Firefox 29 is proof that Mozilla actually cares about design

Above: A sleeping red panda, also known as the "firefox."

Finally, designers can stop scoffing at Firefox.

Today Mozilla launched Firefox 29 to the public. Years ago, the browser almost singlehandedly ended Microsoft’s stronghold on the Web, but now it’s facing 5-year market share lows — largely due to the rise of Chrome.

As a former Firefox diehard, this has been painful to watch. One of the most obvious contributing factors to this decline is the overwhelmingly dusty appearance of Firefox’s default interface. On both Windows and OS X, Mozilla’s browser simply felt old.

This is why Firefox 29 should excite the design community. One month after the beta release, the redesigned browser is finally here.

The redesign isn’t revolutionary, but it puts Firefox on par with Chrome, Opera, and the latest IE release. Mozilla has finally learned that a few clunky buttons can ruin an entire browsing experience, because the browser’s job is to simply present the Web and get out of the way. Subtle details like the new bookmark animation (below) add a nice touch.

bookmark1

Along with the redesign, Mozilla further elevates the status of Firefox Sync, a rival to Chrome’s syncing feature.

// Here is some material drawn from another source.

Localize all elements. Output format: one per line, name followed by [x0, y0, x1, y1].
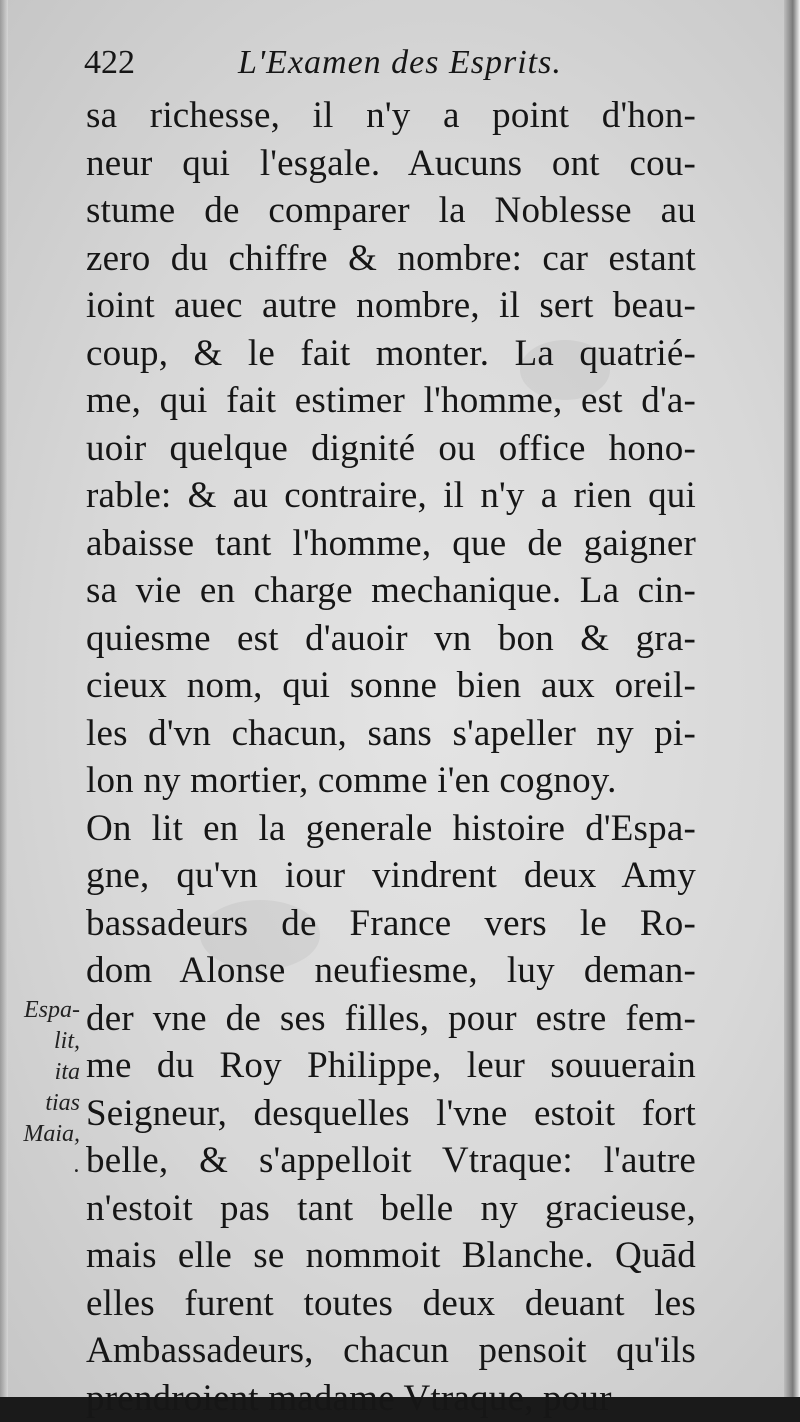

The feature is now more easily accessible in Firefox’s new drop-down menu. Mozilla also revamped Firefox’s customization features. Finally, Firefox 29 includes new developer tools, although none of them appear to be groundbreaking.

In short, Mozilla is offering just a few new features in a far prettier package. Firefox is now significantly easier on the eyes. That may not matter to everyone, but for the design-obsessed, there’s one less reason to avoid Firefox.